At this point the engineering shows a stroke of genius. If the stimulus is at a high level, there will be a corresponding decline in the level of phosphorylation of the CheA protein: and, as a consequence, of the response regulators CheY and CheB as well. Remember that the role of CheB is to remove methyl groups from glutamate residues on the receptor’s cytoplasmic surface. But now, phosphorylated CheB is not available and so this task is not performed. The degree of methylation of the MCPs will thus be raised. When the MCPs are fully methylated, the cell will swim continuously because the MCPs are no longer responsive to the stimuli.
This entails that the level of phosphorylated CheA and CheB will increase even when the level of attractant remains high, and the cell will commence the process of tumbling. But now, the phosphorylated CheB is able to demethylate the MCPs, and the receptors are again able to respond to the attracting chemical signals.
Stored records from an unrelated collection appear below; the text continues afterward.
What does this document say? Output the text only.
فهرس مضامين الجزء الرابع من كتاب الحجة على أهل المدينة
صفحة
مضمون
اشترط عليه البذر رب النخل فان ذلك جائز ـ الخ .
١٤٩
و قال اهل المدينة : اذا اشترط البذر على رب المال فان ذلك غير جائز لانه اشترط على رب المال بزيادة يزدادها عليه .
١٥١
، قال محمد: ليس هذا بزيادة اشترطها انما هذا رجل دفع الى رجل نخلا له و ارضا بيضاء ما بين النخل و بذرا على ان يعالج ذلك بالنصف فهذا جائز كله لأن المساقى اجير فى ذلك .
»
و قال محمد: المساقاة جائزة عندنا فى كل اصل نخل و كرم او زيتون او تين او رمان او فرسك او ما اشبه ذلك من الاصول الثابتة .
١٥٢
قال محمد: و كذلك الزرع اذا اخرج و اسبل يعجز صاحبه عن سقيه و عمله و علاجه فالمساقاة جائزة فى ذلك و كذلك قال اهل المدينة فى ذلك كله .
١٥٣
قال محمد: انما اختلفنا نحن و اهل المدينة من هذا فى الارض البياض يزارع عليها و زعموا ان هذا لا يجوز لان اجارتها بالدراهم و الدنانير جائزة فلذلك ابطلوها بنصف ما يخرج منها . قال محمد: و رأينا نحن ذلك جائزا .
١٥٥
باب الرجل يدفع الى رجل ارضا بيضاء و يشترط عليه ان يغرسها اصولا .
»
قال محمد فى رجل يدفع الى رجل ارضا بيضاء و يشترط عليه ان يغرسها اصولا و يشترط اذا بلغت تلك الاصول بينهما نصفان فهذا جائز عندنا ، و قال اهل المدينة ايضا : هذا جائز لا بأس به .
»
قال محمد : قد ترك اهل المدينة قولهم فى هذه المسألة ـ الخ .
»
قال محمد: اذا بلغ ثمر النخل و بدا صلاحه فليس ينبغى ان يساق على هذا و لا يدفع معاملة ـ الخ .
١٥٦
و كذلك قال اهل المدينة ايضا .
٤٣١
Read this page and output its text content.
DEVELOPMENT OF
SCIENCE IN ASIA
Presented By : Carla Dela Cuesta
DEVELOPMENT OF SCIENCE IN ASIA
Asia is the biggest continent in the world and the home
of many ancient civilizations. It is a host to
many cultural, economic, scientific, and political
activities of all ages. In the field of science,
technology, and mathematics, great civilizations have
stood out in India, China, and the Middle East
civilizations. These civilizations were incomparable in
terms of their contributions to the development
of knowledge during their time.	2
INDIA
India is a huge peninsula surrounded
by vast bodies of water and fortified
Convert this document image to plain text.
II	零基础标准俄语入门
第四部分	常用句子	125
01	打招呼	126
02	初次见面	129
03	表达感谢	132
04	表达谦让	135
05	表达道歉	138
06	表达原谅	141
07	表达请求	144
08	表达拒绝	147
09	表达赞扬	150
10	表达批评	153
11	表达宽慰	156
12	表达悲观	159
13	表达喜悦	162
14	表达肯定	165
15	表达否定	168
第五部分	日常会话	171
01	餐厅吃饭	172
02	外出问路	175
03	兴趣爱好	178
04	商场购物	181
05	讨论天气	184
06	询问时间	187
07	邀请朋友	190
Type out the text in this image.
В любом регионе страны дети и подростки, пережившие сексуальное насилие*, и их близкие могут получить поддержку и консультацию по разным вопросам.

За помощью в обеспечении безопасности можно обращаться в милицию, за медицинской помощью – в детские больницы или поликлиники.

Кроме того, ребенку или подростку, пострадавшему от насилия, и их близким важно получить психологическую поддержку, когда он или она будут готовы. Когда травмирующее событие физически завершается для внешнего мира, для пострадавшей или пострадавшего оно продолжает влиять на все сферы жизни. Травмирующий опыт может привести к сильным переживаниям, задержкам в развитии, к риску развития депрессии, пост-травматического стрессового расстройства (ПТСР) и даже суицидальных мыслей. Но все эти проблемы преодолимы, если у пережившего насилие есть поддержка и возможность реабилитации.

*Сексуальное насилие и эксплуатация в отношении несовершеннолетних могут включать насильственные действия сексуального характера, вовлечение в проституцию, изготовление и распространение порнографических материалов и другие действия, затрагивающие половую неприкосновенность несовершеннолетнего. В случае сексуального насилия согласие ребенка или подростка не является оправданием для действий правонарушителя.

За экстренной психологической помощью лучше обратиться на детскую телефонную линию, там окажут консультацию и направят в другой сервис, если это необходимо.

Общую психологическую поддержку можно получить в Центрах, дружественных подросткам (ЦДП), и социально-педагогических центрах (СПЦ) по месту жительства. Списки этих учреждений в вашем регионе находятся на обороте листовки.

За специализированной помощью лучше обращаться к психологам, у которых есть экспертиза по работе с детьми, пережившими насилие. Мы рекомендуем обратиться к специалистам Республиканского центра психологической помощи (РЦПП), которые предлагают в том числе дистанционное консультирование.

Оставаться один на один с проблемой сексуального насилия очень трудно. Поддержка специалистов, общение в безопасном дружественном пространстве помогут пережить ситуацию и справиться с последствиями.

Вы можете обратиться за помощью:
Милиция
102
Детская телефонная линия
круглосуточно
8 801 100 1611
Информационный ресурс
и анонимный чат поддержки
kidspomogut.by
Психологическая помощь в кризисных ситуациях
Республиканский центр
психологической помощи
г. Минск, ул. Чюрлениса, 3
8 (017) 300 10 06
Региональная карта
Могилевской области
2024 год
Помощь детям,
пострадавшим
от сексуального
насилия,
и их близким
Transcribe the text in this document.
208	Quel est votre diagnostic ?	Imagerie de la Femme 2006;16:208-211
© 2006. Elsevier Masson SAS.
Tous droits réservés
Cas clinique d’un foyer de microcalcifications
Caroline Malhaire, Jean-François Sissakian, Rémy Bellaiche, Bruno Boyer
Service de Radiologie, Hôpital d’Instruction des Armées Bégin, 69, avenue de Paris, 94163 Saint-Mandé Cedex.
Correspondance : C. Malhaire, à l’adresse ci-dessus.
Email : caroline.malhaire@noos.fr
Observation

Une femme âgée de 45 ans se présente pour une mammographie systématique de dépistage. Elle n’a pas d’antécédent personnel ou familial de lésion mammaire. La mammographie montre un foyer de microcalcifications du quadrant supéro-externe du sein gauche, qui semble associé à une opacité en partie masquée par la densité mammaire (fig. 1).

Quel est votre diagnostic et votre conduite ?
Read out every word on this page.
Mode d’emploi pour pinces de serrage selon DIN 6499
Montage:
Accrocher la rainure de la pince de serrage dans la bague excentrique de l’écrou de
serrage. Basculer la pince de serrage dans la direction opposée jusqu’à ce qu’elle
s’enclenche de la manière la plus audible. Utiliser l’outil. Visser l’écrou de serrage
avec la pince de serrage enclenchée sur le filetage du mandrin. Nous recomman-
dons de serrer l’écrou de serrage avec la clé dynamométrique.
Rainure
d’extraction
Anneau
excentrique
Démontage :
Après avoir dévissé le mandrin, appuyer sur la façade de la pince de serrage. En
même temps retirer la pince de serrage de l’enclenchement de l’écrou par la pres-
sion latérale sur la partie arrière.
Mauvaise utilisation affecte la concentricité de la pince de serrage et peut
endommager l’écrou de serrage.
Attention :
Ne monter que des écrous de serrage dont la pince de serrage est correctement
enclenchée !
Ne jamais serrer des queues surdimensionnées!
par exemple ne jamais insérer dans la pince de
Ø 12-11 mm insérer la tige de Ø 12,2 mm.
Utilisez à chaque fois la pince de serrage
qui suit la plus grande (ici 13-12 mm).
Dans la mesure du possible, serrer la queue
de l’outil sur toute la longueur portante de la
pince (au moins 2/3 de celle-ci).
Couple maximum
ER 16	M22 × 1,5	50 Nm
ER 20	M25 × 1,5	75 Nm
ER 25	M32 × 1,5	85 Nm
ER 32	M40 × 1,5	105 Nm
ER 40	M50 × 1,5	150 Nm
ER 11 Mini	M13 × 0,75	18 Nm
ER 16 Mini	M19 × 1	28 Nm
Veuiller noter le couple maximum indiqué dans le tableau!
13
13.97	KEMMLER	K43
In the case of repellents, the situation is similar — except that it is the least methylated MCPs which respond least while the fully methylated ones respond most. This kind of regulation also means that the bacterium has a memory system for chemical concentrations from the recent past and compares them to its currently receiving signals. It can thus detect whether it is moving towards or away from a chemical stimulus.
Darwinists often tell us that there is no such thing as a positive indication of intelligent design, and that our program is entirely a negative assault on the efficacy of evolution. But this argument has never been very convincing.
The system that I have described above certainly looks strikingly like a system that has been brilliantly engineered for a purpose. As rational and conscious agents ourselves, we have first-hand cause-and-effect experience of the types of systems that can be formed by virtue of blind and undirected natural processes of chance and necessity. We also have experience of systems that require the input and direction of a conscious agent. How random mutations, coupled with natural selection, could have assembled such a finely set-up system is a question to which I defy any Darwinist to give a sensible answer.